Hugh FraserOC

Personal information
- Nationality: Canadian
- Born: 10 July 1952 (age 73) Kingston, Jamaica

Sport
- Sport: Sprinting
- Event: 200 metres

Medal record
Men's athletics
Representing Canada
Pan American Games
| Bronze medal – third place | 1975 Mexico City | 4 x 100 m relay |

= Hugh Fraser (athlete) =

Canadian sprinter (born 1952)

Hugh Lloyd Fraser (born 10 July 1952) is a Canadian sprinter and jurist. He competed in the men's 200 metres at the 1976 Summer Olympics. He finished third in the 1975 Pan American Games 4 × 100 metres relay (with Marvin Nash, Albin Dukowski, and Bob Martin). Fraser also finished fifth in the 200 metres and sixth in the 100 metres at the 1975 Pan American Games. He was in the first induction of the Queen's University Track & Field Hall of Fame in 1994. He was also in the first induction of the Lisgar Collegiate Institute Athletic Wall of Fame, as part of the 160th Anniversary celebrations.

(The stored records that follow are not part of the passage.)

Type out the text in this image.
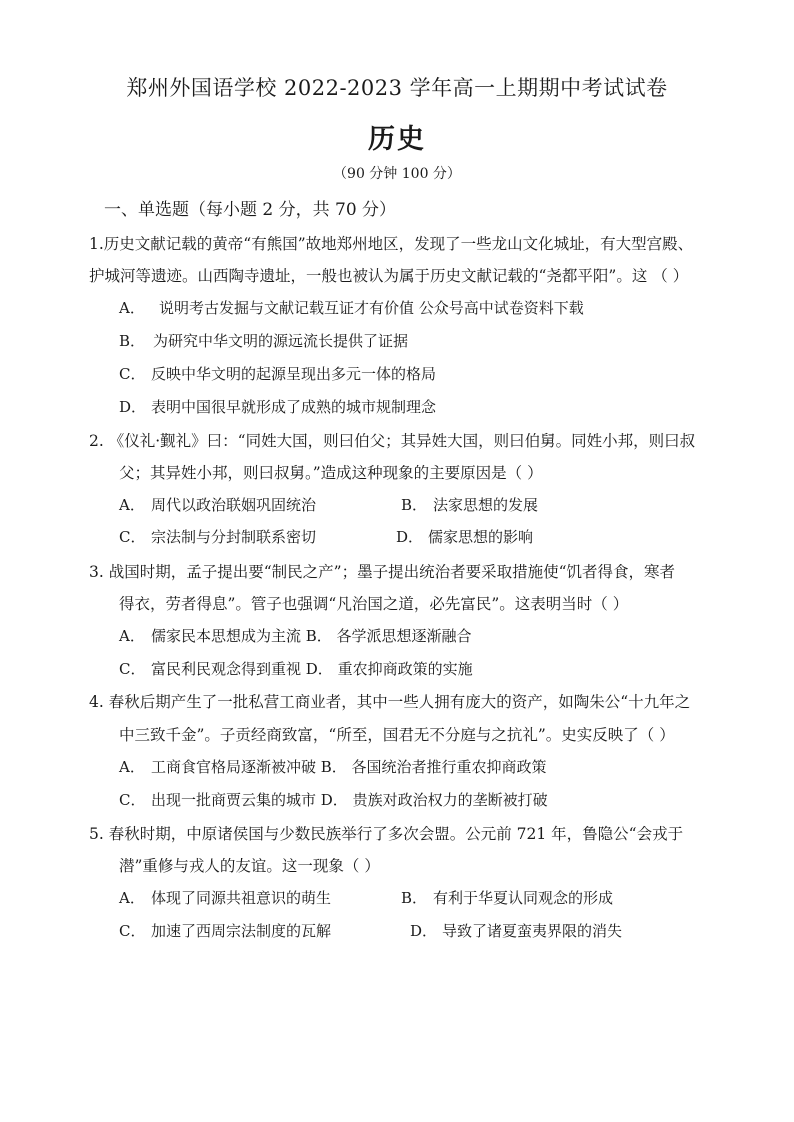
郑州外国语学校 2022-2023 学年高一上期期中考试试卷
历史
（90 分钟 100 分）
一、单选题（每小题 2 分，共 70 分）
1.历史文献记载的黄帝“有熊国”故地郑州地区，发现了一些龙山文化城址，有大型宫殿、
护城河等遗迹。山西陶寺遗址，一般也被认为属于历史文献记载的“尧都平阳”。这 （ ）
A． 说明考古发掘与文献记载互证才有价值 公众号高中试卷资料下载
B． 为研究中华文明的源远流长提供了证据
C． 反映中华文明的起源呈现出多元一体的格局
D． 表明中国很早就形成了成熟的城市规制理念
2. 《仪礼·觐礼》曰：“同姓大国，则曰伯父；其异姓大国，则曰伯舅。同姓小邦，则曰叔
父；其异姓小邦，则曰叔舅。”造成这种现象的主要原因是（ ）
A． 周代以政治联姻巩固统治	B． 法家思想的发展
C． 宗法制与分封制联系密切	D． 儒家思想的影响
3. 战国时期，孟子提出要“制民之产”；墨子提出统治者要采取措施使“饥者得食，寒者
得衣，劳者得息”。管子也强调“凡治国之道，必先富民”。这表明当时（ ）
A． 儒家民本思想成为主流 B． 各学派思想逐渐融合
C． 富民利民观念得到重视 D． 重农抑商政策的实施
4. 春秋后期产生了一批私营工商业者，其中一些人拥有庞大的资产，如陶朱公“十九年之
中三致千金”。子贡经商致富，“所至，国君无不分庭与之抗礼”。史实反映了（ ）
A． 工商食官格局逐渐被冲破 B． 各国统治者推行重农抑商政策
C． 出现一批商贾云集的城市 D． 贵族对政治权力的垄断被打破
5. 春秋时期，中原诸侯国与少数民族举行了多次会盟。公元前 721 年，鲁隐公“会戎于
潜”重修与戎人的友谊。这一现象（ ）
A． 体现了同源共祖意识的萌生	B． 有利于华夏认同观念的形成
C． 加速了西周宗法制度的瓦解	D． 导致了诸夏蛮夷界限的消失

Fraser obtained his juris doctor degree in 1977. After working as a barrister in private practice, Fraser was appointed as a judge of the Ontario Court of Justice in 1993, where he served for 25 years, eventually becoming regional senior justice. He also served on the Canadian Human Rights Tribunal and the Dubin Commission of Inquiry (established in the aftermath of the Ben Johnson doping scandal).

He is the father of ice hockey player Mark Fraser.